ISLAMABAD: Women journalists should provide proof of alleged harassment, human rights minister Shireen Mazari said Tuesday during a session of the National Assembly's Standing Committee on Human Rights chaired by PPP Chairperson Bilawal Bhutto-Zardari.
Mazari's comments came after a number of leading Pakistani women reporters and commentators accused Twitter accounts affiliated with the ruling PTI of harassment and abuse.
The women journalists who originally raised the issues they reportedly face on a daily basis apprised the meeting's participants of the alleged attacks through video link.
Bilawal, the committee's chairperson, read out the joint statement by the women journalists and commentators, wherein they had called to attention what they termed was a "well-defined and coordinated campaign", in which the "personal details of women journalists and analysts have been made public".
In her remarks, the federal minister said she too was a victim of such acts. "My daughter and I are also going through the ordeal of harassment," she said.
Noting that “all women face these challenges”, she said no women in any field should be treated in this manner.
'Action will be taken'
Mazari said the ruling party condemned such acts. "On behalf of the PTI, I condemn the harassment of women journalists," she said.
"There should be no abusive language on social media," she added.
The minister informed the committee that she had spoken to the PTI's official social media team and "they told me they do not engage in harassment".
"If anyone has proof, we will take action. Those who harass others using the PTI's name should be identified," she added.
"If someone believes any PTI account is engaged in harassment, they should point it out. Action will be taken against any PTI account engaging in harassment," she vowed.
Political leaders should warn workers
Speaking further on the harassment of journalists, especially women, the federal minister said all political parties must take steps in this regard and that the PTI was ready to do so.
"The leaders [of political parties] need to warn their political workers not to harass anyone," Mazari stated.
Expanding upon their viewpoints and experiences, the women journalists apprised the committee of the “vicious attacks", as well as "coordinated campaigns” against them, that made it challenging for them to carry out their work-related responsibilities.
Journalist's home 'broken into'
Anchorperson Asma Shirazi, one of the signatories of the statement, claimed the women journalists were being harassed for their "difference of opinion”.
"Twice, people have broken into my house to harass me.
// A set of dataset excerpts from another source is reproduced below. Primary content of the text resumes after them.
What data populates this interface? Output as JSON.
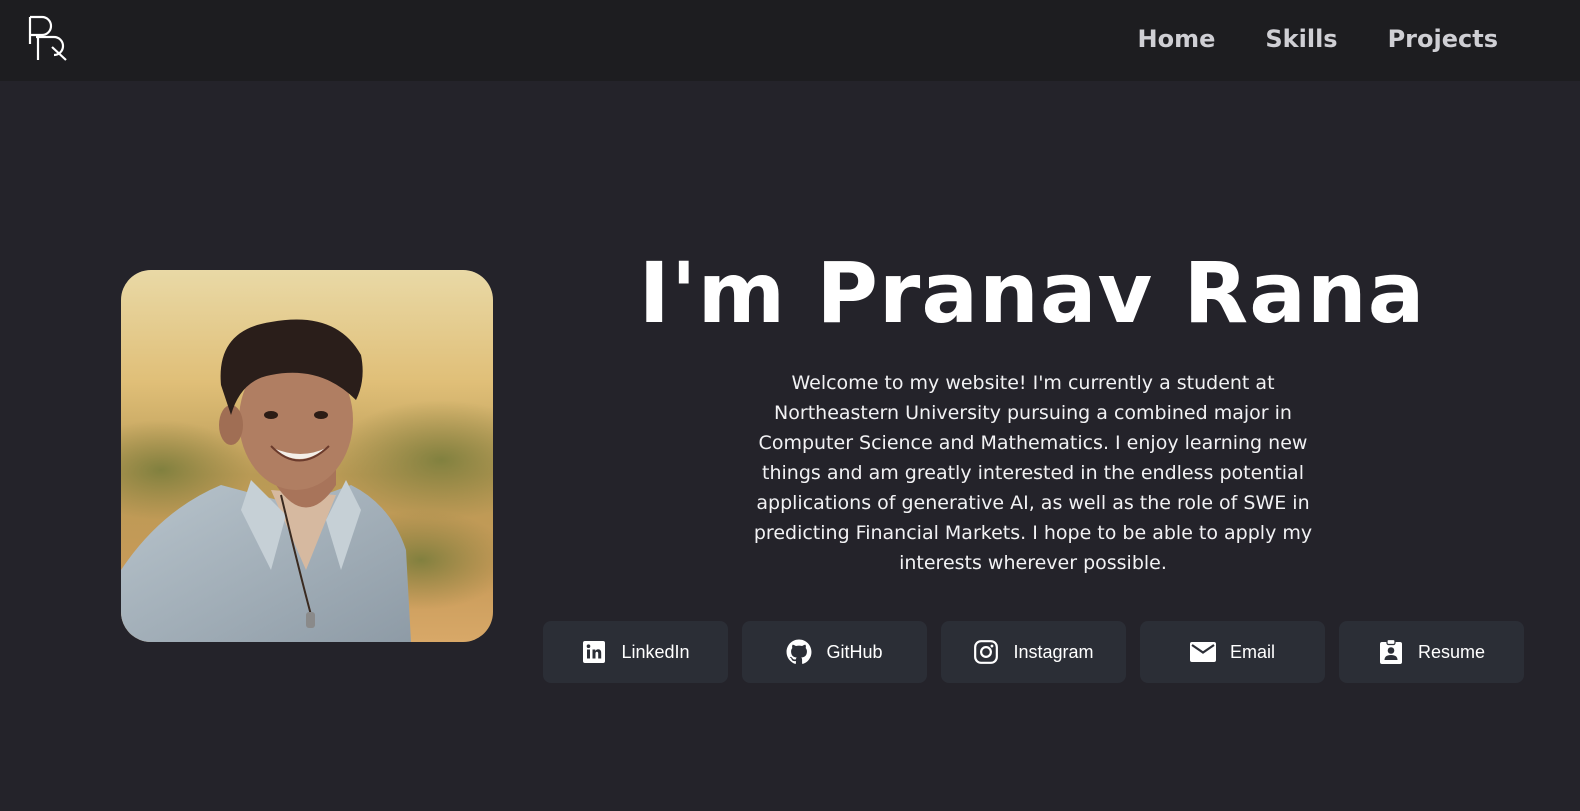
{
  "nav": {
    "logo_text": "PR",
    "links": [
      {
        "label": "Home"
      },
      {
        "label": "Skills"
      },
      {
        "label": "Projects"
      }
    ]
  },
  "hero": {
    "title": "I'm Pranav Rana",
    "description": "Welcome to my website! I'm currently a student at Northeastern University pursuing a combined major in Computer Science and Mathematics. I enjoy learning new things and am greatly interested in the endless potential applications of generative AI, as well as the role of SWE in predicting Financial Markets. I hope to be able to apply my interests wherever possible."
  },
  "socials": [
    {
      "label": "LinkedIn",
      "icon": "linkedin-icon"
    },
    {
      "label": "GitHub",
      "icon": "github-icon"
    },
    {
      "label": "Instagram",
      "icon": "instagram-icon"
    },
    {
      "label": "Email",
      "icon": "email-icon"
    },
    {
      "label": "Resume",
      "icon": "resume-icon"
    }
  ],
  "colors": {
    "background": "#24232a",
    "navbar": "#1d1d20",
    "button": "#2b2e36",
    "text": "#ffffff",
    "nav_text": "#cfcfd4"
  }
}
I don't know if the PTI's media cell or anyone else is involved in this harassment," Shirazi alleged.
"If we tweet, the comments that come below it are indescribable," she added.
Personal pictures 'morphed'
Analyst Reema Omer, the legal advisor for South Asia at the International Commission of Jurists (ICJ), said the harassment of women online was "an undeniable and painful truth".
"There have been instances where pictures with my husband were doctored to add images of [Indian spy] Kulbhushan Jadhav," Omer claimed.
"Erroneous news reports cannot be a justification for harassment," she added.
'Campaign launched against me'
Journalist and anchorperson Gharidah Farooqi alleged that numerous groups — including the ruling party — "keep unofficial accounts for harassment".
"A campaign was launched against me, making it difficult for me to step out of the house," Farooqi claimed.
"We cannot meet anyone to interview them or get news from them."
While the women journalists were speaking of their experiences, PTI lawmaker from Karachi, MNA Ataullah, interrupted, saying he should be allowed to speak as well.
To which, the committee chairperson Bilawal advised him to let the women journalists speak first. "You will also have an opportunity to speak," he told the PTI lawmaker.
"There is no restriction on talking; we can sit here for two days. But it's important to listen to these women journalists who have travelled here to talk" about their experiences, the PPP leader said, adding that views from the committee members would also be sought afterwards.
'No acknowledgement of role of govt officials'
Speaking to The News, Omer, the politico-legal analyst, said it was "appreciable that Dr Mazari unconditionally condemned abuse against women in media".
"However, it’s unfortunate that there was no acknowledgement of the role of government officials — including ministers and special assistants — in instigating (directly or indirectly) such harassment and abuse," she alleged.
In the case of women, that harassment "is often gendered and of a sexual nature", she added.
Omer accused government officials of discrediting journalists by claiming they "work on an 'agenda', that their 'bias is well-known' or imply they take money for their views". She claimed this made reporters and commentators "even more vulnerable to attacks".
"It marks certain commentators and gives a message to government followers and supporters that targeting them is acceptable — even encouraged," she claimed.
"Unless this link is understood, there can be no effective response to the grievances shared by women in the media," she added.